Thursday, November 5, 2009

A Timely Digression

We are travelers, not the same as tourists. We go. We stay. We seek. We take in a place, deciding each day where our journey will end. If we choose to linger, we linger. Unlike the locals, if we do not like a place...most of the time...we can leave.

So in January 1990 we flew to Amsterdam and under the loving care of our Dutch family, bought a Nissan van on credit cards and set off with the hope of driving to Samarkand. Why we did not get there is for another time. We lived in the van for almost a year traversing eastern Europe, Turkey, and some of the Middle East. We ended our year with over three months in what had been the “Eastern Block” on what we affectionately call the Magical Misery Tour, a trip through the aftermath and wreckage of World War Two.

We had just completed a tour of Nazi death camps and returned to Czechoslovakia for a few more days in Prague when we decided that it was time to begin heading home, home being Amsterdam and preparations for the return to America. It was fall, cold and the dwindling of tourists apparent. We were late leaving Prague that day for some unremembered reason, but we were headed west toward what had been East Germany.

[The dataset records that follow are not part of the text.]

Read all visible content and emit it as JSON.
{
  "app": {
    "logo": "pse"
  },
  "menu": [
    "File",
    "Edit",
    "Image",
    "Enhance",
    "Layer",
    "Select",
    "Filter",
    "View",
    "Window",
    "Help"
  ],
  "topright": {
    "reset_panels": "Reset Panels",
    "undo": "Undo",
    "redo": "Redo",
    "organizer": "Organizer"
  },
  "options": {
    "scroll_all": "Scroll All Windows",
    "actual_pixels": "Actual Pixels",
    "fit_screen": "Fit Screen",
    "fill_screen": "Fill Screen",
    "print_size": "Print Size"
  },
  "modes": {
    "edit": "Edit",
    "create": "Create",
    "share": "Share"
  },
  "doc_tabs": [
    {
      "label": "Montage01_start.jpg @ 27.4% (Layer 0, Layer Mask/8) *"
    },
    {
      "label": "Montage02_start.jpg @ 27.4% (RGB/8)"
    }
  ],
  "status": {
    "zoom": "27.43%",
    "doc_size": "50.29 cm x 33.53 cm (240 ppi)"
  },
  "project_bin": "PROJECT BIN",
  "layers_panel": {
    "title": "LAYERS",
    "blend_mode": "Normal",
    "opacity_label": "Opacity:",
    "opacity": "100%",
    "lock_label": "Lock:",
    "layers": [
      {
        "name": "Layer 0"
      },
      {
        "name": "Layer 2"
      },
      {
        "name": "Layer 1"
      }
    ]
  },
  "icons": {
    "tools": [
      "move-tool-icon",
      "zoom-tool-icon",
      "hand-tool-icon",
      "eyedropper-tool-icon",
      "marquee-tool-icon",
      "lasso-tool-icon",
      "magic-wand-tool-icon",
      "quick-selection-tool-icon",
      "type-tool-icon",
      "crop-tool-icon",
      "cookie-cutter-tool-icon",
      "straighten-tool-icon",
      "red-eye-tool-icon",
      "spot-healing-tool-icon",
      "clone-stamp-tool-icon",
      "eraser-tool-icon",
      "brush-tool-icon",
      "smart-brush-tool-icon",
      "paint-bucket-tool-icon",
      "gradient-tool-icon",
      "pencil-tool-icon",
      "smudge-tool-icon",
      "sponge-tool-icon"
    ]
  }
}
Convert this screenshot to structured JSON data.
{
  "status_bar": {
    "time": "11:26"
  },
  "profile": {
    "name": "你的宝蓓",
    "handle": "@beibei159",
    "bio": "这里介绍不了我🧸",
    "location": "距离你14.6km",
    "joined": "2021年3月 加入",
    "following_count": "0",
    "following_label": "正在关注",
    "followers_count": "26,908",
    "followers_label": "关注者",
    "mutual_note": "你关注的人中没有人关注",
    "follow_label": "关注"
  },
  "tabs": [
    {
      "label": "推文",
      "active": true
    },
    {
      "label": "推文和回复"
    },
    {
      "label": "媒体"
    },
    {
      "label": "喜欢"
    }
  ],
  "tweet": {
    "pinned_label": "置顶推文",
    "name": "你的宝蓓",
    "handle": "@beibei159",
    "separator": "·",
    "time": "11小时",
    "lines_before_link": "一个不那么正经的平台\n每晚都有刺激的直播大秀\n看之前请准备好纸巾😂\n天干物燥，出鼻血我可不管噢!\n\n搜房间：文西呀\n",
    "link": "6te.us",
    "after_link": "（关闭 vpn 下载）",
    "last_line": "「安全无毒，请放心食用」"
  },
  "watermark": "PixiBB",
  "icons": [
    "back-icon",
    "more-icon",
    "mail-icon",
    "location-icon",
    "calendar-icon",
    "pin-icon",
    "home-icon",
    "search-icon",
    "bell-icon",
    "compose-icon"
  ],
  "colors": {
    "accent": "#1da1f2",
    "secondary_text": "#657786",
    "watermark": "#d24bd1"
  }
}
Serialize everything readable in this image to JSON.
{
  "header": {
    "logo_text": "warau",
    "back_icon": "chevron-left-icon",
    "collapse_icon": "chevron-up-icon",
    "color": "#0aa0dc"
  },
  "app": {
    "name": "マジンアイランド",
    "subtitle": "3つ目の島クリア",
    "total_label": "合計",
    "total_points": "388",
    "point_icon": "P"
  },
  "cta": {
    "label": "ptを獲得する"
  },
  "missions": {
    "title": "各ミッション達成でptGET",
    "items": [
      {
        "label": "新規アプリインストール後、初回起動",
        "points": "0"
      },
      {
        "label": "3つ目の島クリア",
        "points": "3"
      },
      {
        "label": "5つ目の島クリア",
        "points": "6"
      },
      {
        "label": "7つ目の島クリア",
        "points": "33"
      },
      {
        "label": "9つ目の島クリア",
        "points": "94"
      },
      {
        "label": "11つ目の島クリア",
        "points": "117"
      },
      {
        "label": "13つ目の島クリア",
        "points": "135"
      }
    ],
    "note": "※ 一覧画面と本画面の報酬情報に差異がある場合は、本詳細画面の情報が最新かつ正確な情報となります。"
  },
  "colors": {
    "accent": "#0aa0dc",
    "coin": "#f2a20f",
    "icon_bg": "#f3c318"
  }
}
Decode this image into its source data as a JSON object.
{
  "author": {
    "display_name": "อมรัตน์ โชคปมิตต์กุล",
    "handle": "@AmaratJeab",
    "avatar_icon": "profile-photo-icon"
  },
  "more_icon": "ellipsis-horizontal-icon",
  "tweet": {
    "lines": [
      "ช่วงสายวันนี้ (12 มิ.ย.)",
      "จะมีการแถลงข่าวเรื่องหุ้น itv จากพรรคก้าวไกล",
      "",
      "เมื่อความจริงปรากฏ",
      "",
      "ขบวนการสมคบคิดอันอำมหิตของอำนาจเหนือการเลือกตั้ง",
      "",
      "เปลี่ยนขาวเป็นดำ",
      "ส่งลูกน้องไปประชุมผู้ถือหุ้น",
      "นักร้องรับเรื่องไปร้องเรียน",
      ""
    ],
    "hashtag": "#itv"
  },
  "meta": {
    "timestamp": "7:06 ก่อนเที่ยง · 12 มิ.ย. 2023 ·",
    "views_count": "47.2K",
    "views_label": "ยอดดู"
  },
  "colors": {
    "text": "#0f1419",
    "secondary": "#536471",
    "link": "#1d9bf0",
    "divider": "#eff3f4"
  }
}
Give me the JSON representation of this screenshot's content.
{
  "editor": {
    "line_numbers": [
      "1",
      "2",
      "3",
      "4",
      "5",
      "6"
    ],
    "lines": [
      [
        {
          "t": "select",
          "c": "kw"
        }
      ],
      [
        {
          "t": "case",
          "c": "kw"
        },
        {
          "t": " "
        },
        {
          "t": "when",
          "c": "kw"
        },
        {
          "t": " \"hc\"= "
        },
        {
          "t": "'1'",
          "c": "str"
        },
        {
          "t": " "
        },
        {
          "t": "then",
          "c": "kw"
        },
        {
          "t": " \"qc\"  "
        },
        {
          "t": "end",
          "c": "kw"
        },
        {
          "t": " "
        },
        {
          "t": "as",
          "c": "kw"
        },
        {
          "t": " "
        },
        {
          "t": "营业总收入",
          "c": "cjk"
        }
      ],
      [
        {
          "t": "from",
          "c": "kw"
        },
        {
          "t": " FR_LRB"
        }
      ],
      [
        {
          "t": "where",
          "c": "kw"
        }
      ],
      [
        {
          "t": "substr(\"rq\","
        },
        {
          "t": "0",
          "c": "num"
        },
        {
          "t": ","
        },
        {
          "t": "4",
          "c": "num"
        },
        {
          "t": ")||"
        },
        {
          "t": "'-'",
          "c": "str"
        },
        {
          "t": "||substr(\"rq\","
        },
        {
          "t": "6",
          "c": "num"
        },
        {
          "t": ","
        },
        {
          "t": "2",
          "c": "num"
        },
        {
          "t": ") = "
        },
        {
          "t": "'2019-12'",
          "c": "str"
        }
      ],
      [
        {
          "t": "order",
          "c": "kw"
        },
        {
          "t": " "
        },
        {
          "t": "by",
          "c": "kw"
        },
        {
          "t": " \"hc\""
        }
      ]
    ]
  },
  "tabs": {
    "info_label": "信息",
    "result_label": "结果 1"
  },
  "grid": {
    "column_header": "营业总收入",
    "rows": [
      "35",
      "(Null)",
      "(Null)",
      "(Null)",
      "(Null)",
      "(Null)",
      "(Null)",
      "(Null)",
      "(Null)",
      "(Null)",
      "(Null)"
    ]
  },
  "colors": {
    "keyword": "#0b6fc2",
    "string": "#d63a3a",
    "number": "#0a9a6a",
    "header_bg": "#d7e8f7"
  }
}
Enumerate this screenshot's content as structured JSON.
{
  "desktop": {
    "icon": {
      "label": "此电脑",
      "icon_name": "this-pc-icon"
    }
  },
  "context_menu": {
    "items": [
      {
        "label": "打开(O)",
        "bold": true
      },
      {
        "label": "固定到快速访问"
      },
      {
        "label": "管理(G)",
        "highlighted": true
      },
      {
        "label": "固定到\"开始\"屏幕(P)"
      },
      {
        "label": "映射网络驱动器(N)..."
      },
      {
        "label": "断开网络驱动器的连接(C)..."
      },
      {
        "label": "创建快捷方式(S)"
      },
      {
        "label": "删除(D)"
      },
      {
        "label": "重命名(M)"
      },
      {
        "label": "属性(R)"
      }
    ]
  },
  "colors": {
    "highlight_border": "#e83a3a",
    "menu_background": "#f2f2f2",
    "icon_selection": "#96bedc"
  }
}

How to describe the evening of the day that East became West? The communist part of Germany had always been closed to us, but here we were headed for the border and a night in Dresden. It was the evening of the day before Unification. The following day would be the first day the former East Germany would cease to exist.

We approached the border well after nightfall. The guard towers, like alien space ships whose tentacle-legs stretched down under bright lights, appeared to hover menacingly. Fences. Dogless cages. Everywhere, fences. Tall fences. The lights aimed so meticulously gave the feeling of being in a mobile interrogation center. Strangely, there were no people. There was only an eerie silence and no other cars. We drove the length of the passage in total isolation. We passed into what had been for us a closed entity as if we were driving from some rural community into any city. No one stopped us. No one cared that we were driving from one dimension of the twentieth century into another, from one time to the next.

We found a campground but we had no local currency. There had been no expected “checkpoint” or money exchange as was customary at border crossings, just the towers and the fences. The proprietors of the campground were as perplexed as we. They themselves did not know what to expect and could not even begin to tell us where we would be able to get the needed exchange. Money would be a problem not just for us but for everyone. They were in limbo, caught between a world they knew and one they could not imagine.

“No one knows how it will work,” they told us. The next day the sun came up. We left a passport as security, drove to the international airport and obtained Deutsche Marks. This year is the anniversary of the fall of the Berlin Wall. It took yet another year for those towers to empty, the fences to disappear. Unification is still a work in progress, at least the human part. I suspect the scar of the passage from one county to the next is physically gone. Other scars linger, though we did not.